Она помнила. Лучше, чем хотелось бы.

– Да, но я должна была оттолкнуть тебя. Неужели ты не понимаешь? – Пенелопа решилась посмотреть ему в лицо. – Ты доверился мне и стал для меня уязвим – это было необходимо ради лечения. А я… воспользовалась, а ведь это совершенно неприемлемо…

На этот раз Габриэль рассмеялся – по-настоящему, искренне.

– Воспользовалась? Воспользовалась мной? Пен… – Он покачал головой, смотря на Пен так, словно та сошла с ума. – Эти минуты любви – лучшее, что произошло со мной за всю жизнь.

Ее сердце едва не остановилось, ибо к стыду прибавилось еще и чувство вины.

– Ты, может быть, и думаешь так сейчас, только вот я нарушила доверие между нами. А ведь это очень важно, необходимо для твоего выздоровления: метод лечения основан на доверии. – Словно камень лег ей на сердце, когда в голову пришла еще одна мысль. – Господи! – воскликнула она. – Я никогда себя не прощу, если из-за какой-то ошибки мы потеряем все, чего добились!

Габриэль обхватил ладонями ее лицо.

– Ш-ш-ш. То, что произошло между нами, – никакая не ошибка. Я знаю, что чувствую, и понимаю, чего хочу. И жалеть тут не о чем.

Пенелопа отрицательно помотала головой. Но он лишь одарил ее нежной улыбкой.
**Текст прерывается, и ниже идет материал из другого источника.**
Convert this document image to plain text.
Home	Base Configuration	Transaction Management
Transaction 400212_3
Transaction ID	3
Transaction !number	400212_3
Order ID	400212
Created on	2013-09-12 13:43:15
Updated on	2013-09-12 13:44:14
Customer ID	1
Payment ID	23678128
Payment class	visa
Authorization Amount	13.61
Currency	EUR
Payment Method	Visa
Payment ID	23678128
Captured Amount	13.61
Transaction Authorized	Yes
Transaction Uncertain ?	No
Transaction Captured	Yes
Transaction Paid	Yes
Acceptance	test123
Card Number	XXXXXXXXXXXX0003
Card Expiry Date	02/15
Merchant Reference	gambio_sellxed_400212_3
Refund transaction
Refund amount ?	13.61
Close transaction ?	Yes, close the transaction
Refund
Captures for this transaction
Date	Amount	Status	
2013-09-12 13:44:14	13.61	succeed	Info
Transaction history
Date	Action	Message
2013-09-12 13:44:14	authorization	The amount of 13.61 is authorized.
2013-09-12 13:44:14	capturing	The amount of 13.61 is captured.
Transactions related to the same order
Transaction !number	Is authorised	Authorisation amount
– Думаю, твои переживания были бы не безосновательны, окажись я незнакомцем. Но, Пен… – Габриэль нахмурился и скривил губы, словно не мог подобрать подходящих слов. – Как-то ты спросила меня, почему мне не составило труда танцевать с тобой на балу в честь вашей с Майклом свадьбы. – Он погладил пальцем ее щеку. – Неужели ты до сих пор не поняла? Причина тому – ты. Ты словно сковываешь тьму внутри меня, лишаешь ее воли. Каждый раз, когда меня охватывает беспокойство, ты находишь способ вернуть мне уверенность – добрым словом, тонким намеком. Одним своим присутствием ты останавливаешь кружение и какофонию танцевального зала. Ты стала моим талисманом задолго до того, как начала лечить меня, Пен. Ты всегда им была.

Пенелопа затаила дыхание, сердце сжалось в груди.

«Его талисман?»

– И то, что сейчас произошло между нами, только усиливает это чувство. Поэтому перестань смущаться – тому нет причины. Кроме того… – Его нежная улыбка внезапно превратилась в порочную, и Пен ощутила предательскую волну тепла внизу живота. – После твоих объятий мне кажется, что мне подвластен весь мир. Полагаю, тебе следует вновь поцеловать меня. Возможно, впоследствии я буду ассоциировать это чудесное чувство могущества с твоими губами, и… – Габриэль наклонил голову и запечатлел на ее губах легкий быстрый поцелуй, – …мне просто необходимо заполучить поцелуй, чтобы запомнить, каким сильным я нахожу себя сейчас. Это вылечит меня лучше, чем тысячи всевозможных бесед, и я осмелюсь заявить, что и тебе это нужно не меньше, чем мне.

И он вновь овладел ее губами – она позволила ему. Ведь, несмотря на свои переживания, сейчас Пенелопа ощущала себя живой. И сильной. В ее душе зародилась надежда – не только в отношении Габриэля, но и самой себя. И она не хотела, чтобы это чувство ушло.

Пенелопа прервала поцелуй, чтобы отстраниться. Наконец она приняла решение:

– Помоги мне снять корсет.

Секунду Габриэль колебался, будто не в силах поверить, что она вновь хочет ощутить его прикосновения, но вот его пальцы уже принялись вытаскивать шнурки из прорезей. Когда он закончил, Пенелопа повернулась к нему – медленно, позволяя ему осторожно стянуть с себя корсет. Когда она сняла сорочку, на ней остались лишь чулки и туфли.

Габриэль жадно созерцал ее, его взгляд словно обжигал ее тело. Пенелопа потянулась к нему, чтобы распустить галстук, который, на удивление, был еще завязан, хотя и криво. Брюки по-прежнему оказались на нем, лежали на сапогах, и Пен, заметив это, не смогла сдержать смех. Бромвич взглянул вниз и, поняв, над чем она смеется, улыбнулся – той своей улыбкой, которую обожала Пенелопа.